After reinstalling gentoo I am no more able to mount /dev/hda1 that is an NTFS partition. When I do: mount /dev/hda1 /mnt/windows/ I get this error: mount: wrong fs type, bad option, bad superblock on /dev/hda1, missing codepage or other error In some cases useful info is found in syslog - try dmesg | tail or so and when I do dmesg | tail I get this: [<c01850ce>] writeback_inodes+0xce/0xe0 [<c0145870>] pdflush+0x0/0x30 [<c0144b9c>] wb_kupdate+0xcc/0x150 [<c0145770>] __pdflush+0xc0/0x1c0 [<c0145898>] pdflush+0x28/0x30 [<c0144ad0>] wb_kupdate+0x0/0x150 [<c0145870>] pdflush+0x0/0x30 [<c01331dd>] kthread+0xcd/0x110 [<c0133110>] kthread+0x0/0x110 [<c0101365>] kernel_thread_helper+0x5/0x10 My fstab is: #/dev/BOOT /boot ext2 noauto,noatime 1 1 /dev/hdb1 / xfs rw,exec,noatime,nodev 0 0 /dev/hdb2 none swap sw 0 0 none /mnt/dvd iso9660 fs=auto,dev=/dev/hdf 0 0 none /mnt/cdrom iso9660 fs=auto,dev=/dev/hdd 0 0 #/dev/hda1 /mnt/windows ntfs defaults 0 0 none /proc proc defaults 0 0 none /mnt/floppy iso9660 fs=auto,dev=/dev/fd0,--,user,rw 0 0 #/dev/fd0 /mnt/floppy auto noauto 0 0 # glibc 2.2 and above expects tmpfs to be mounted at /dev/shm for # POSIX shared memory (shm_open, shm_unlink). Adding the following # line to /etc/fstab should take care of this: # (tmpfs is a dynamically expandable/shrinkable ramdisk, and will use almost no # memory if not populated with files) none /dev/shm tmpfs defaults 0 0 Reproducible: Always Steps to Reproduce: 1. 2. 3.

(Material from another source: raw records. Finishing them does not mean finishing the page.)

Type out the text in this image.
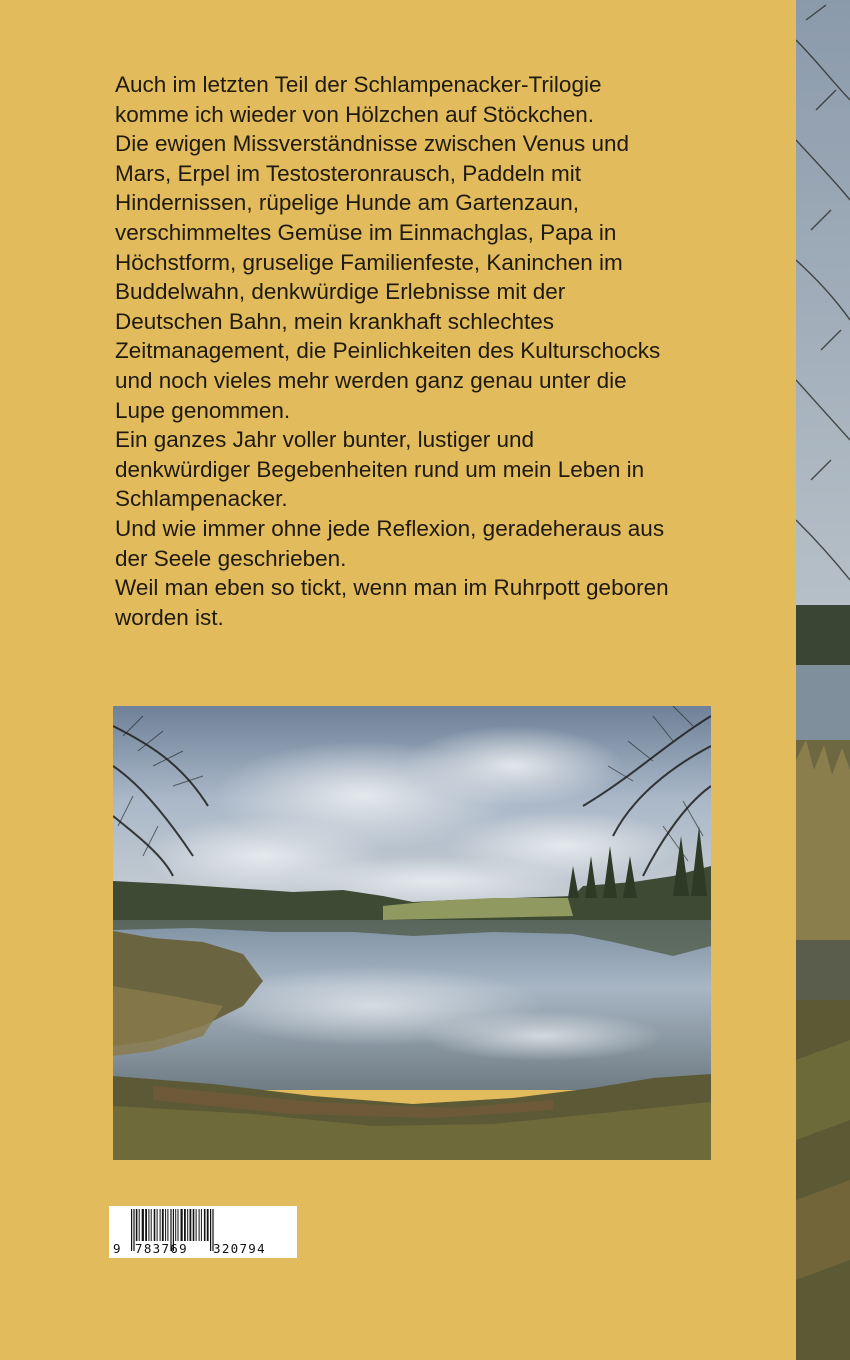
Auch im letzten Teil der Schlampenacker-Trilogie
komme ich wieder von Hölzchen auf Stöckchen.
Die ewigen Missverständnisse zwischen Venus und
Mars, Erpel im Testosteronrausch, Paddeln mit
Hindernissen, rüpelige Hunde am Gartenzaun,
verschimmeltes Gemüse im Einmachglas, Papa in
Höchstform, gruselige Familienfeste, Kaninchen im
Buddelwahn, denkwürdige Erlebnisse mit der
Deutschen Bahn, mein krankhaft schlechtes
Zeitmanagement, die Peinlichkeiten des Kulturschocks
und noch vieles mehr werden ganz genau unter die
Lupe genommen.
Ein ganzes Jahr voller bunter, lustiger und
denkwürdiger Begebenheiten rund um mein Leben in
Schlampenacker.
Und wie immer ohne jede Reflexion, geradeheraus aus
der Seele geschrieben.
Weil man eben so tickt, wenn man im Ruhrpott geboren
worden ist.
9 783769 320794
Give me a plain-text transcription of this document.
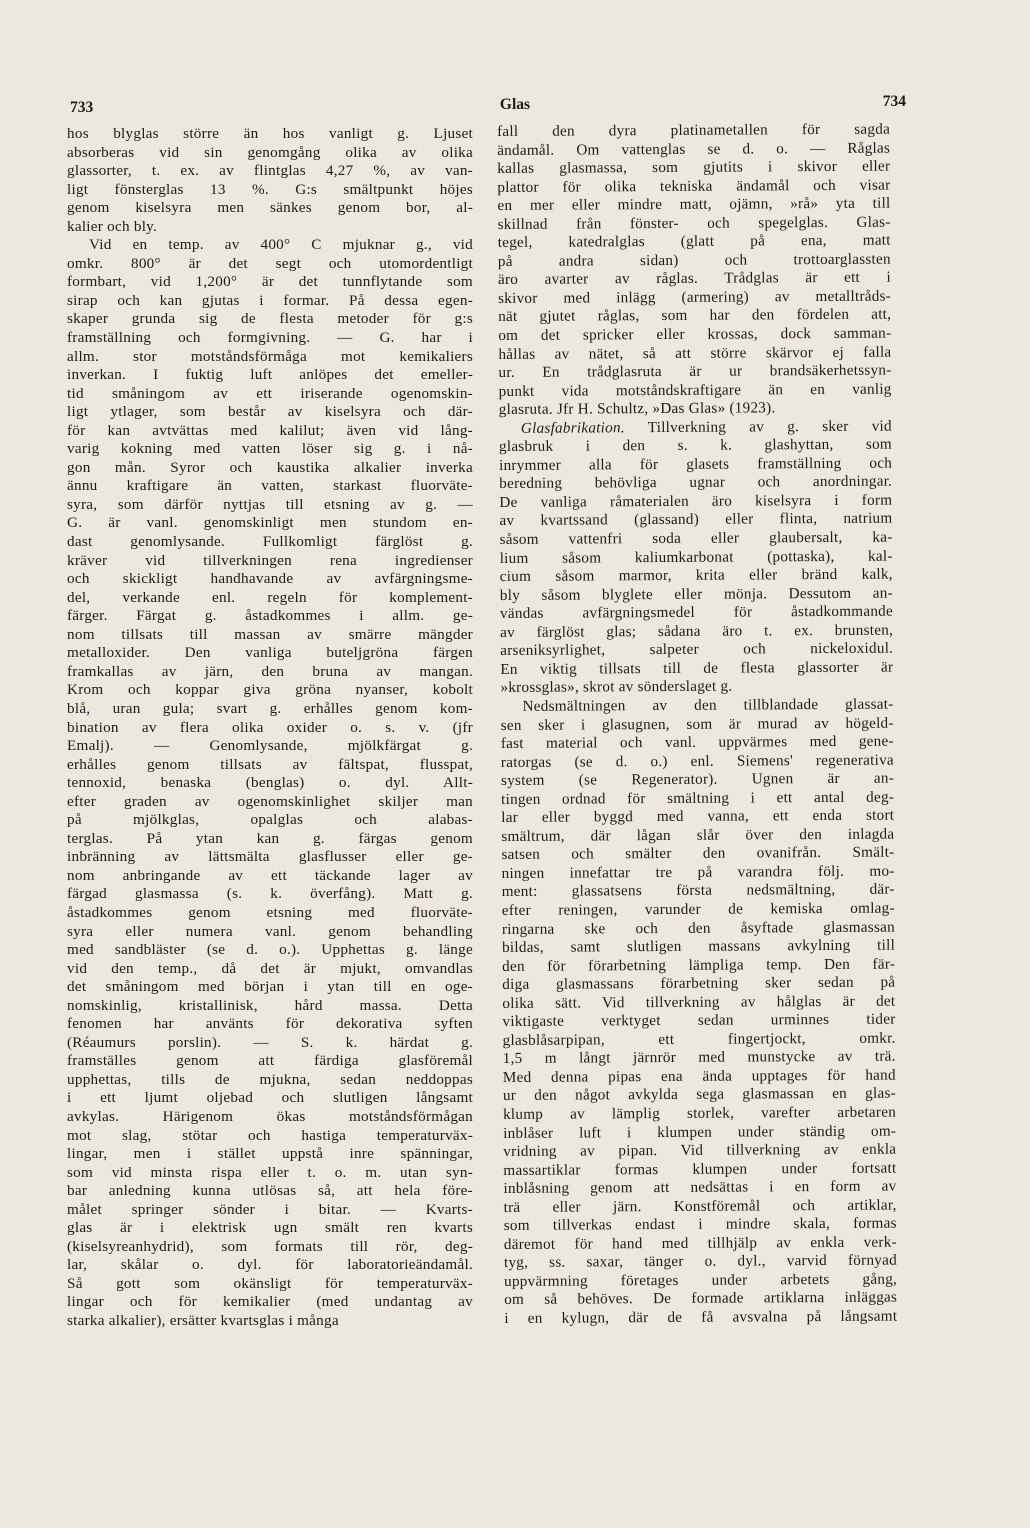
733	Glas	734
hos blyglas större än hos vanligt g. Ljuset
absorberas vid sin genomgång olika av olika
glassorter, t. ex. av flintglas 4,27 %, av van-
ligt fönsterglas 13 %. G:s smältpunkt höjes
genom kiselsyra men sänkes genom bor, al-
kalier och bly.
Vid en temp. av 400° C mjuknar g., vid
omkr. 800° är det segt och utomordentligt
formbart, vid 1,200° är det tunnflytande som
sirap och kan gjutas i formar. På dessa egen-
skaper grunda sig de flesta metoder för g:s
framställning och formgivning. — G. har i
allm. stor motståndsförmåga mot kemikaliers
inverkan. I fuktig luft anlöpes det emeller-
tid småningom av ett iriserande ogenomskin-
ligt ytlager, som består av kiselsyra och där-
för kan avtvättas med kalilut; även vid lång-
varig kokning med vatten löser sig g. i nå-
gon mån. Syror och kaustika alkalier inverka
ännu kraftigare än vatten, starkast fluorväte-
syra, som därför nyttjas till etsning av g. —
G. är vanl. genomskinligt men stundom en-
dast genomlysande. Fullkomligt färglöst g.
kräver vid tillverkningen rena ingredienser
och skickligt handhavande av avfärgningsme-
del, verkande enl. regeln för komplement-
färger. Färgat g. åstadkommes i allm. ge-
nom tillsats till massan av smärre mängder
metalloxider. Den vanliga buteljgröna färgen
framkallas av järn, den bruna av mangan.
Krom och koppar giva gröna nyanser, kobolt
blå, uran gula; svart g. erhålles genom kom-
bination av flera olika oxider o. s. v. (jfr
Emalj). — Genomlysande, mjölkfärgat g.
erhålles genom tillsats av fältspat, flusspat,
tennoxid, benaska (benglas) o. dyl. Allt-
efter graden av ogenomskinlighet skiljer man
på mjölkglas, opalglas och alabas-
terglas. På ytan kan g. färgas genom
inbränning av lättsmälta glasflusser eller ge-
nom anbringande av ett täckande lager av
färgad glasmassa (s. k. överfång). Matt g.
åstadkommes genom etsning med fluorväte-
syra eller numera vanl. genom behandling
med sandbläster (se d. o.). Upphettas g. länge
vid den temp., då det är mjukt, omvandlas
det småningom med början i ytan till en oge-
nomskinlig, kristallinisk, hård massa. Detta
fenomen har använts för dekorativa syften
(Réaumurs porslin). — S. k. härdat g.
framställes genom att färdiga glasföremål
upphettas, tills de mjukna, sedan neddoppas
i ett ljumt oljebad och slutligen långsamt
avkylas. Härigenom ökas motståndsförmågan
mot slag, stötar och hastiga temperaturväx-
lingar, men i stället uppstå inre spänningar,
som vid minsta rispa eller t. o. m. utan syn-
bar anledning kunna utlösas så, att hela före-
målet springer sönder i bitar. — Kvarts-
glas är i elektrisk ugn smält ren kvarts
(kiselsyreanhydrid), som formats till rör, deg-
lar, skålar o. dyl. för laboratorieändamål.
Så gott som okänsligt för temperaturväx-
lingar och för kemikalier (med undantag av
starka alkalier), ersätter kvartsglas i många
fall den dyra platinametallen för sagda
ändamål. Om vattenglas se d. o. — Råglas
kallas glasmassa, som gjutits i skivor eller
plattor för olika tekniska ändamål och visar
en mer eller mindre matt, ojämn, »rå» yta till
skillnad från fönster- och spegelglas. Glas-
tegel, katedralglas (glatt på ena, matt
på andra sidan) och trottoarglassten
äro avarter av råglas. Trådglas är ett i
skivor med inlägg (armering) av metalltråds-
nät gjutet råglas, som har den fördelen att,
om det spricker eller krossas, dock samman-
hållas av nätet, så att större skärvor ej falla
ur. En trådglasruta är ur brandsäkerhetssyn-
punkt vida motståndskraftigare än en vanlig
glasruta. Jfr H. Schultz, »Das Glas» (1923).
Glasfabrikation. Tillverkning av g. sker vid
glasbruk i den s. k. glashyttan, som
inrymmer alla för glasets framställning och
beredning behövliga ugnar och anordningar.
De vanliga råmaterialen äro kiselsyra i form
av kvartssand (glassand) eller flinta, natrium
såsom vattenfri soda eller glaubersalt, ka-
lium såsom kaliumkarbonat (pottaska), kal-
cium såsom marmor, krita eller bränd kalk,
bly såsom blyglete eller mönja. Dessutom an-
vändas avfärgningsmedel för åstadkommande
av färglöst glas; sådana äro t. ex. brunsten,
arseniksyrlighet, salpeter och nickeloxidul.
En viktig tillsats till de flesta glassorter är
»krossglas», skrot av sönderslaget g.
Nedsmältningen av den tillblandade glassat-
sen sker i glasugnen, som är murad av högeld-
fast material och vanl. uppvärmes med gene-
ratorgas (se d. o.) enl. Siemens' regenerativa
system (se Regenerator). Ugnen är an-
tingen ordnad för smältning i ett antal deg-
lar eller byggd med vanna, ett enda stort
smältrum, där lågan slår över den inlagda
satsen och smälter den ovanifrån. Smält-
ningen innefattar tre på varandra följ. mo-
ment: glassatsens första nedsmältning, där-
efter reningen, varunder de kemiska omlag-
ringarna ske och den åsyftade glasmassan
bildas, samt slutligen massans avkylning till
den för förarbetning lämpliga temp. Den fär-
diga glasmassans förarbetning sker sedan på
olika sätt. Vid tillverkning av hålglas är det
viktigaste verktyget sedan urminnes tider
glasblåsarpipan, ett fingertjockt, omkr.
1,5 m långt järnrör med munstycke av trä.
Med denna pipas ena ända upptages för hand
ur den något avkylda sega glasmassan en glas-
klump av lämplig storlek, varefter arbetaren
inblåser luft i klumpen under ständig om-
vridning av pipan. Vid tillverkning av enkla
massartiklar formas klumpen under fortsatt
inblåsning genom att nedsättas i en form av
trä eller järn. Konstföremål och artiklar,
som tillverkas endast i mindre skala, formas
däremot för hand med tillhjälp av enkla verk-
tyg, ss. saxar, tänger o. dyl., varvid förnyad
uppvärmning företages under arbetets gång,
om så behöves. De formade artiklarna inläggas
i en kylugn, där de få avsvalna på långsamt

Hmm, you should probably specify filesystem type when mounting b/c the respective entry in /etc/fstab is commented out. :-)
did you try -t vfat in your mount line, andrea? see what jakub said above. reopen if still broken.
(In reply to comment #2) > did you try -t vfat in your mount line, andrea? Actually, -t vfat won
(In reply to comment #2) > did you try -t vfat in your mount line, andrea? Actually, -t vfat won´t help much with NTFS partitions but -t ntfs should. ;-)
No, it doesn't work with all the things you suggested :(
(In reply to comment #4) > No, it doesn't work with all the things you suggested :( Please, paste the output of 'cat /proc/filesystems'
cat /proc/filesystems nodev sysfs nodev rootfs nodev bdev nodev proc nodev sockfs nodev binfmt_misc nodev usbfs nodev pipefs nodev futexfs nodev tmpfs nodev eventpollfs nodev devpts reiserfs ext3 ext2 nodev ramfs nodev hugetlbfs msdos vfat iso9660 nodev devfs ntfs nodev autofs xfs
Hmm, you should check the filesystem integrity in Windows...
Reopen if you have verified that the filesystem is OK and it still fails.